Embora seja uma «telemóveldependente»( nota-se muito? lol) , detesto falar para uma «plateia» e respeito muito todos os locais onde não se possa falar/ ligar o dito.
A imagem que ilustra o édito está o máximo :-)
Beijinho :-)
Olá Paulo!
Esta «história» baseia-se em factos reais, ainda que sem as consequências que a ficção lhe atribuiu depois.
Nada tenho contra o uso de telemóveis, mas... Para tudo há uma conta, um peso e uma medida. Nestas coisas de sensatez, porém, nós portugueses somos muito desequilibrados... E o resultado está à vista...
Tive em tempos um amigo que quase tinha ataques de nervos se o obrigavam a estar mais de cinco minutos ao telefone! Rsrsrs! Eu não me importo desde que a conversa não seja da treta; se for, também trato de despachar! Rsrs!
Um abraço para ti também! :-)
Olá querida Susana!
O caso que originou esta ficção foi uma lusa «senhora» que teimava que tinha de saber se a filha e a neta tinham chegado bem a casa... Ela tinha acabado de se despedir de ambas no aeroporto!...
Quanto a seres telemoveldependente não tenho como saber, mas sei que nos dias de hoje, profissionalmente, é impossível escapar à sua presença e ao seu uso. Graves - isso sim! - são os despudorados espectáculos que as pessoas dão... Mas isso é mais um índice da educação de cada um.

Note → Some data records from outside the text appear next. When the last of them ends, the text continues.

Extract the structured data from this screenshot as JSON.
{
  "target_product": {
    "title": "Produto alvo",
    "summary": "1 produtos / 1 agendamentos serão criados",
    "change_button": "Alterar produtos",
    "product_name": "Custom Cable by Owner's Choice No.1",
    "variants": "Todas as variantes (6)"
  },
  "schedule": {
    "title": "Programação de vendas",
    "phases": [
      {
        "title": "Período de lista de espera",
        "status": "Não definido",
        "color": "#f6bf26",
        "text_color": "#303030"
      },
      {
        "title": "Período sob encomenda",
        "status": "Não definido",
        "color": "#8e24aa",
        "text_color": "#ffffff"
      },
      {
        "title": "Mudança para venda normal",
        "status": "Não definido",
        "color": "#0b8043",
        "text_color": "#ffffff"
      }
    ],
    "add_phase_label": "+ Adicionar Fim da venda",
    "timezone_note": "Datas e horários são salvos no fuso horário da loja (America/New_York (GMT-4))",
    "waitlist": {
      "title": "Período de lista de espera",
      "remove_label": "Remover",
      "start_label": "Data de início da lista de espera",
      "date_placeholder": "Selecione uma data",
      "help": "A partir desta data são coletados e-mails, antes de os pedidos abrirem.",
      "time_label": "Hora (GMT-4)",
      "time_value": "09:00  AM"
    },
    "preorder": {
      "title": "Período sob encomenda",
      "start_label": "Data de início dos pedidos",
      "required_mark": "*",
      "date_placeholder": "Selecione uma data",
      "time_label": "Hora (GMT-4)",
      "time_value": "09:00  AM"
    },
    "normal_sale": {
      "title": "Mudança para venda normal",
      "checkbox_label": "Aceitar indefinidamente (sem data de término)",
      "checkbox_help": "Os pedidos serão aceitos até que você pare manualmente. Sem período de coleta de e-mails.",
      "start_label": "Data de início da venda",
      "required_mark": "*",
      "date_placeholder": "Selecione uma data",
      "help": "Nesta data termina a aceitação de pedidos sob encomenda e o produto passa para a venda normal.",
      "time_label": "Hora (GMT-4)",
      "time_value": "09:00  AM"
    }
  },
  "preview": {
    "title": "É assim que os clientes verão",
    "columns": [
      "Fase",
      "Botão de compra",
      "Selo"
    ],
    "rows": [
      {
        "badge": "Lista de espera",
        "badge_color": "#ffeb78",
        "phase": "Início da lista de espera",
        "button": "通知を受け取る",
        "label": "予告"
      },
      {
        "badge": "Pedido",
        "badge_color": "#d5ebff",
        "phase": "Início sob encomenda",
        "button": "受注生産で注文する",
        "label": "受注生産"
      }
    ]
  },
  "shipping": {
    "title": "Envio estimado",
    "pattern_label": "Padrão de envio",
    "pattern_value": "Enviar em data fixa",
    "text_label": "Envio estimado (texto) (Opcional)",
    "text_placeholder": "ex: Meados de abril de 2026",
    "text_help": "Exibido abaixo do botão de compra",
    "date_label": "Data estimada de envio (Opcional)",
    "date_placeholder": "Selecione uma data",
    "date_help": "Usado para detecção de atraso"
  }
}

Ou da falta dela...
A imagem também me agradou especialmente!
Um beijinho «to you too»! :-)
Amigo,
gostei muito deste texto.
Espero que alguns "saloios" o leiam e aprendam qualquer coisinha.
Um destes dias numa bomba de gasolina estava uma senhora a encher o depósito e a falar ao telemóvel, mais parecia o autifalante da bomba, quando lhe disse:
- Não devia estar a utilizar o telemóvel tem um sinal de proibido mesmo à frente dos seus olhos, sabe o risco que todos corremos?
Ao que aquela mente brilhante me respondeu:
- Oiça lá, meta-se na sua vida, o.k.? Só me faltava esta agora a pensar que manda em mim.
-Eu não mando nada a senhora é que nos pode mandar pelos ares, mas tudo bem, com o telemóvel nas mãos decerto vai ser a que fica com o penteado mais fashion.
Segui a minha vida e quando saí reparei que o funcionário da bomba a voltou a alertar e ela insistia que o mundo conspirava contra ela.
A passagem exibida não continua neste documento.